I cannot stress enough on how important it is to practice with different study partners. This way you get different views on your performance. I practiced with 5 friends, each of whom gave me so valuable remarks.
At some point I was confused about when to start practicing. Should it be right after the course ends? Or should I give myself some time to read before practicing?
Eventually, I decided to read on my own first, make my own summaries and schemes for different stations, practice some few stations at the end of the day, then after I was done with my studying I started practicing all stations.
Practicing means roleplaying. You play the doctor, your partner plays the patient, then you switch.
I think it’s a lot better to practice all stations if you have time (if you have a month you’ll have time for that). Make sure you are the doctor in all stations, and you are the patient in all stations as well. This way you’ve practiced all stations twice more or less.
Practice with an 8 min timer. Only through this you can get the sense of the proper tempo you need in different stations.

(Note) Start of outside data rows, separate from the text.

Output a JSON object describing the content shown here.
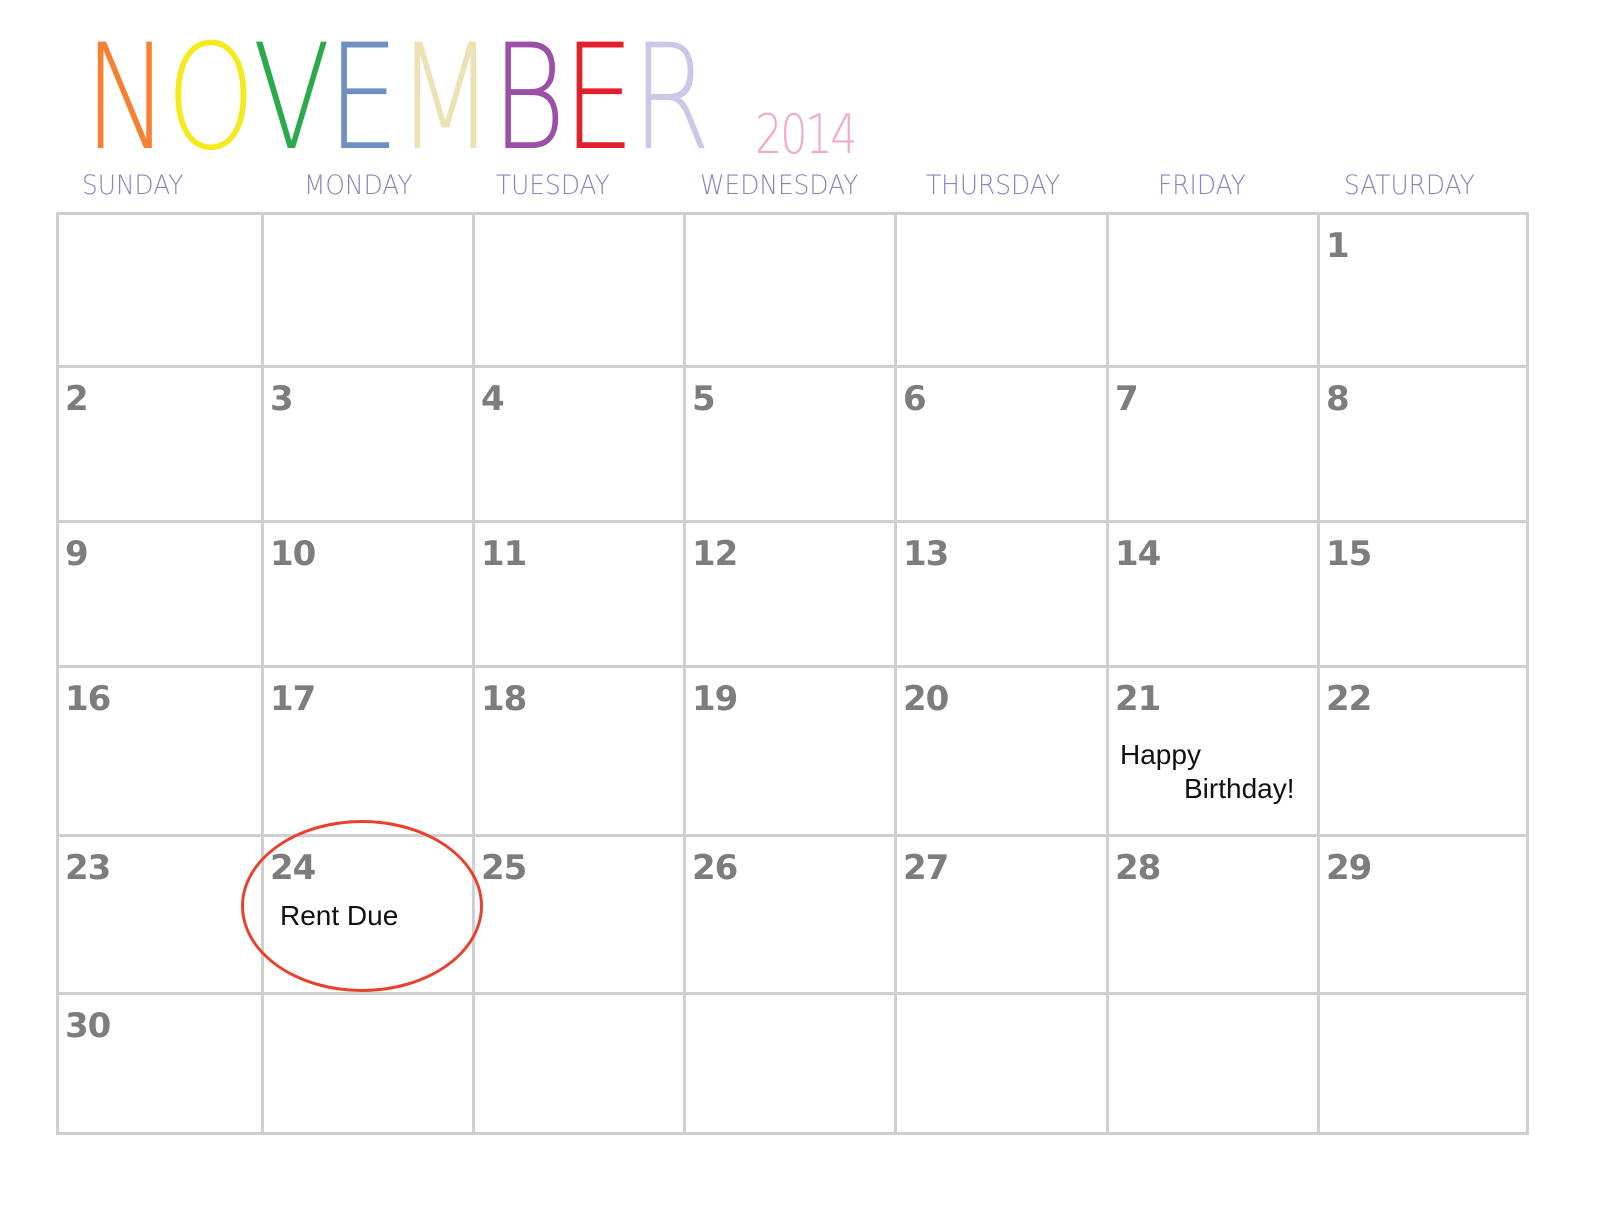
{
  "calendar": {
    "month_letters": [
      {
        "ch": "N",
        "color": "#f58233"
      },
      {
        "ch": "O",
        "color": "#f4ea1e"
      },
      {
        "ch": "V",
        "color": "#2aaa4a"
      },
      {
        "ch": "E",
        "color": "#6f8fc1"
      },
      {
        "ch": "M",
        "color": "#ece2b5"
      },
      {
        "ch": "B",
        "color": "#9b4fa6"
      },
      {
        "ch": "E",
        "color": "#e21f2a"
      },
      {
        "ch": "R",
        "color": "#cdc6e6"
      }
    ],
    "year": "2014",
    "year_color": "#f2a9c9",
    "weekday_color": "#8a82c0",
    "weekdays": [
      "SUNDAY",
      "MONDAY",
      "TUESDAY",
      "WEDNESDAY",
      "THURSDAY",
      "FRIDAY",
      "SATURDAY"
    ],
    "weeks": [
      [
        "",
        "",
        "",
        "",
        "",
        "",
        "1"
      ],
      [
        "2",
        "3",
        "4",
        "5",
        "6",
        "7",
        "8"
      ],
      [
        "9",
        "10",
        "11",
        "12",
        "13",
        "14",
        "15"
      ],
      [
        "16",
        "17",
        "18",
        "19",
        "20",
        "21",
        "22"
      ],
      [
        "23",
        "24",
        "25",
        "26",
        "27",
        "28",
        "29"
      ],
      [
        "30",
        "",
        "",
        "",
        "",
        "",
        ""
      ]
    ],
    "notes": {
      "birthday_line1": "Happy",
      "birthday_line2": "Birthday!",
      "rent": "Rent Due"
    },
    "circle_color": "#e8422f"
  }
}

It’s useful to write down your partner’s remarks so you won’t repeat your mistakes.
One thing I found really helpful was to voice record myself while reading some stations I didn’t get enough time to practice, then reading them while listening to my own summary of them.
I was lucky alhamdulillah I had my friend, Muhammad Ahmed, with me the couple of days before my exam. His exam was the day before mine. The day before his exam, we discussed almost all 200 stations together.
I know some peole prefer to have their own rituals the day before the exam and so prefer to spend that day alone, but it was hugely helpful to run through all stations back to back.
The night before the exam, sleep well. This exam is 3 hours long and you only get 2 ten minutes to rest within those tiring hours.
Once you’re done with a station, forget about it, and “move on to the next station” like the guy in the recording says. It’s easier said than done, because your mind will work against you in ways you cannot imagine and will keep nagging you about that investigation or treatment you forgot to mention throughout the whole exam.
After the exam, try to delay your anxiety about the result as much as you can, till the day of the result if possible. It won’t help anyways.